Les principaux enseignements de cette étude sont les suivants : 

UNE DÉMARCHE QUI N'EST TOUJOURS PAS ASSEZ STRUCTURÉE ET STRATÉGIQUE

Si l’engagement dans la RSE n’est quasiment plus considéré comme un effet de mode (15% des répondants = - 11 points versus 2017), la confiance qui lui est accordée par les collaborateurs reste fragile (40%).

Les démarches se résument encore trop souvent à une somme d’actions ponctuelles (24%). Seuls 8% des répondants pensent que la RSE a impacté le business modèle et 4% qu’elle a conduit à la création de nouvelles offres responsables. 

On note également que seuls 15% des salariés pensent que la RSE a transformé leur entreprise en profondeur !  

LA RSE, UN SUJET QUI COMPTE POUR LES SALARIÉS

54% des répondants ont la bonne définition de la RSE (vs 27% lors du précédent baromètre). D’ailleurs, 86% déclarent s’intéresser davantage au sujet qu’il y a quelques années. 

La RSE est importante pour une majorité de répondants (40%) et même indispensable pour 19% du panel.

70% sont volontaires pour s’impliquer davantage dans la RSE et 2/3 sont prêts à proposer des idées pour nourrir la réflexion sur la RSE. Cela est d’autant plus vrai chez les femmes, les jeunes et les managers. A noter également que 52% de ceux déclarant ne pas être actuellement engagés dans la démarche RSE de leur entreprise sont prêts à être force de proposition. Les raisons de cet élan sont multiples : près de la moitié du panel (45%) pense que la RSE donne du sens au travail. 1 salarié sur 4 considère qu’elle permet de développer de nouvelles compétences, sortir du quotidien, travailler avec d’autres services…  

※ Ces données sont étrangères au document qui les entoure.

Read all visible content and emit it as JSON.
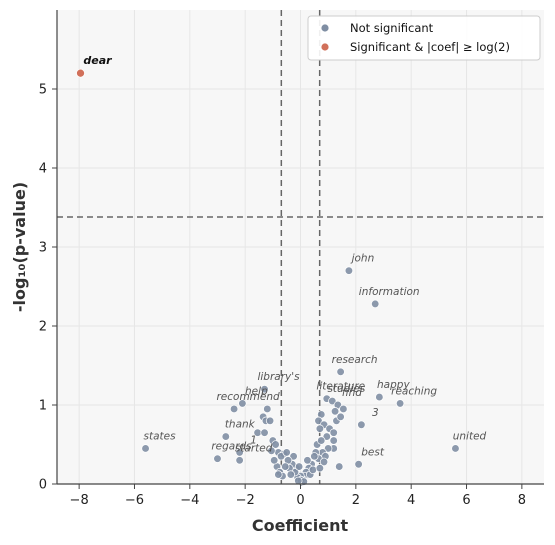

Enfin, chiffre en hausse, 39% sont motivés par le fait de contribuer à de grands enjeux qui dépassent le cadre de l’entreprise

DU CHEMIN À PARCOURIR POUR INFORMER ET SURTOUT ENGAGER LES COLLABORATEURS DANS LA RSE

La démarche RSE est méconnue pour près de la moitié des salariés (45%). Cela est d’autant plus vrai chez les équipes opérationnelles et dans les grands groupes. 71% s’estiment pas ou mal informés.

Les moyens mis en place pour engager les collaborateurs dans la RSE sont très descendants (newsletters, réunions d’information et affichage dans 39% des cas). Les salariés sont peu associés à l’élaboration de la démarche (21%) alors qu’une grande majorité, comme sus mentionné, se disent prêts à être force de proposition. 

44% des salariés ne sont pas du tout impliqués dans la RSE, 23% ne le sont que sur des actions ponctuelles (éco-gestes, semaine du DD, congés solidaires) et seuls 8% se disent invités à l’intégrer à leur pratique métier

Il faut dire que seuls 14% des managers directs sont perçus comme véritablement acteurs voire moteurs dans la diffusion de la RSE. Ils sont également identifiés comme le premier frein au déploiement de la RSE. 45% des salariés déclarent qu’ils ont d’autres priorités (business). Par ailleurs 84% des répondants ne sont pas objectivés sur la RSE.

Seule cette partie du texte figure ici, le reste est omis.